Luna
Tarot History
Card 17

The Star

The Star tarot history: from La Stella in early decks to the Rider-Waite-Smith nude pourer beneath a great star, and the Thoth goddess Nut.

The Star
ItalianLa Stella
FrenchL'Étoile

Etymology & Name

From the Latin 'stella'. The early Italian name 'Le Stelle' is plural — 'the stars' — reflecting the several stars shown above the figure. The card is one of the most stable images in the Major Arcana, barely changing across four centuries.

Early Imagery

From the Visconti-Sforza deck onward a naked woman kneels by the water, pouring liquid from two vessels, while a large star and several smaller stars shine overhead. The Marseille image is essentially identical to the later Waite version — a rare continuity.
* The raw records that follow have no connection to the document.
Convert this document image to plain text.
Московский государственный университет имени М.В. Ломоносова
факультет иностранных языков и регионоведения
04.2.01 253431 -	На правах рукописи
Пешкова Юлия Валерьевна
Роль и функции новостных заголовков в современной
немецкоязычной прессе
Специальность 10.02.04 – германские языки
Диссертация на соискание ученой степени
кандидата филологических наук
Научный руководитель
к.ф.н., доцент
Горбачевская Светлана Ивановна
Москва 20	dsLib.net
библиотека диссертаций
The figure likely echoes Isis-Sirius and the classical water-pouring zodiacal sign of Aquarius.

Rider-Waite-Smith Design

Smith refined the inherited image with great fidelity. A naked woman kneels with her right knee on the land and her left foot in the water, pouring from two pitchers — one into the pool, one onto the earth. Above her shine eight stars, one large and golden, the other seven small. A tree with a bird completes the scene.

Key Symbolism

The nakedness is true selfhood, unarmored and unashamed. The eight stars are Sirius and the seven classical planets, or the octagram of rebirth. The two streams unite the conscious and unconscious, heaven and earth; the pool is the deep self; the bird on the tree is the soul's messenger. After the Tower's fall, the Star is the quiet return of hope and guidance.

Across Traditions

The Marseille and Waite images are nearly identical, making the Star the least changed of the trumps. In the Thoth deck Crowley attributes the card to Aquarius and depicts the goddess Nut pouring the waters of the cosmos, with a great star of Sirius at the center and lotuses below.

Cultural Context

The card echoes Isis-Sirius, whose heliacal rising marked the Nile flood and the renewal of life, and Venus as the morning star. Astrologically it corresponds to Aquarius. As trump number 17 it follows the catastrophe of the Tower — the first gentle light after the demolition, the calm guidance that returns when false structures fall.